Edward H. Armstrong Edward Armstrong, who worked for The State Journal-Register and its predecessor newspapers for nearly four decades, died May 21 at Concordia Village in Springfield. He was 91. Born July 26, 1926 to Ethel and Huston Armstrong in Crossville, Ill., Armstrong spent most of his adult life in Springfield. He is survived by his wife, Mary Ann; his five children, Kenton Armstrong Armstrong (partner, Lyn Stephens), Amy Green (husband, Mike Green), Laura Marks (husband, Mickey Marks), Alice Armstrong, and Tom Armstrong (wife, Madeleine Budnick); and three grandchildren.
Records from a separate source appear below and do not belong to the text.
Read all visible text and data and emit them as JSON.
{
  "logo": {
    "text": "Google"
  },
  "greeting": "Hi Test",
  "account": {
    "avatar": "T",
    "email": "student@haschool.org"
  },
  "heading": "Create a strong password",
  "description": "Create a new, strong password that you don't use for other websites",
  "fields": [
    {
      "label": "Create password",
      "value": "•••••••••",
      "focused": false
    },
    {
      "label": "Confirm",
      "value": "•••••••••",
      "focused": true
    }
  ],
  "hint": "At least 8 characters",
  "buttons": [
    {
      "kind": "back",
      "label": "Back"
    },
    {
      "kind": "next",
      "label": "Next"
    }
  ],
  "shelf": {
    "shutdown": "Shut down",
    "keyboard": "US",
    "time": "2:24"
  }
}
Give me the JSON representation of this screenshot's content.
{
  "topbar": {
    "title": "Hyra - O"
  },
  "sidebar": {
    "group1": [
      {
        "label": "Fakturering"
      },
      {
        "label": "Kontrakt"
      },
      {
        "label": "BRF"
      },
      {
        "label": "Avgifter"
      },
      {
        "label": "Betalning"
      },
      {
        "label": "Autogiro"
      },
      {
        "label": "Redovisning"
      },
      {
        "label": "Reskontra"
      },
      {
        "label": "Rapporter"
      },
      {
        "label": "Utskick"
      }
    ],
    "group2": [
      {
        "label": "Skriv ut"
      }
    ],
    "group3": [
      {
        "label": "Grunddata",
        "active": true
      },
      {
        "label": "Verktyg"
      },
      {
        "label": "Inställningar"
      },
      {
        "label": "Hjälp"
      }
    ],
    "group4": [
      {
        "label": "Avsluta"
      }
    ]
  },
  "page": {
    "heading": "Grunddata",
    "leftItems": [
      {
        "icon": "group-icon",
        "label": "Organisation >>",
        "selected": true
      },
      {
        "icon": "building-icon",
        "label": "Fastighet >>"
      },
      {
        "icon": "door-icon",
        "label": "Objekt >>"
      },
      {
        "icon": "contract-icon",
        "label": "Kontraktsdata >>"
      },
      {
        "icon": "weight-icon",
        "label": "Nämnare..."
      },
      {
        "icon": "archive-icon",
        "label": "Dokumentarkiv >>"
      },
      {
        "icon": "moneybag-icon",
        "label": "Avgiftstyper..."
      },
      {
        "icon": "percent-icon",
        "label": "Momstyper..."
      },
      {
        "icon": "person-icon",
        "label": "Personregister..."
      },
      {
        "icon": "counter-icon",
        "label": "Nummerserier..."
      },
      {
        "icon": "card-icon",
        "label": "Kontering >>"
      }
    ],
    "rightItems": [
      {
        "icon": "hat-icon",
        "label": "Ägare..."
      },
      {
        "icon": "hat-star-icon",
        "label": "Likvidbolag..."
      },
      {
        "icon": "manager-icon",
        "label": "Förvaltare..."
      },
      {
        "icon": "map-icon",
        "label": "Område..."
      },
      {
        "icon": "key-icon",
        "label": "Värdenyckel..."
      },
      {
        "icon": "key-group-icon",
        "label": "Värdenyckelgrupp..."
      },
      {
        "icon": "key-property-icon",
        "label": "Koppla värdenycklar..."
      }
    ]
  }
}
Also surviving is one brother, Jim Armstrong and his wife, Sue; and many nieces and nephews. Armstrong graduated from Illinois College in 1950 and began his career in journalism as a reporter for the Illinois State Register the same year. He retired as editor of The State Journal-Register in 1988. During his years with Copley Press, he won many awards for his skillful and insightful writing while remaining humble. Always looking for opportunities to be helpful, he served in numerous civic positions and was instrumental in the development of the Friend-In-Deed holiday giving program. Armstrong spent many Christmas seasons gathering donations for needy families and delivering them on Christmas Eve. Armstrong was a devoted husband and father, a conscientious and industrious journalist, and above all an honorable man.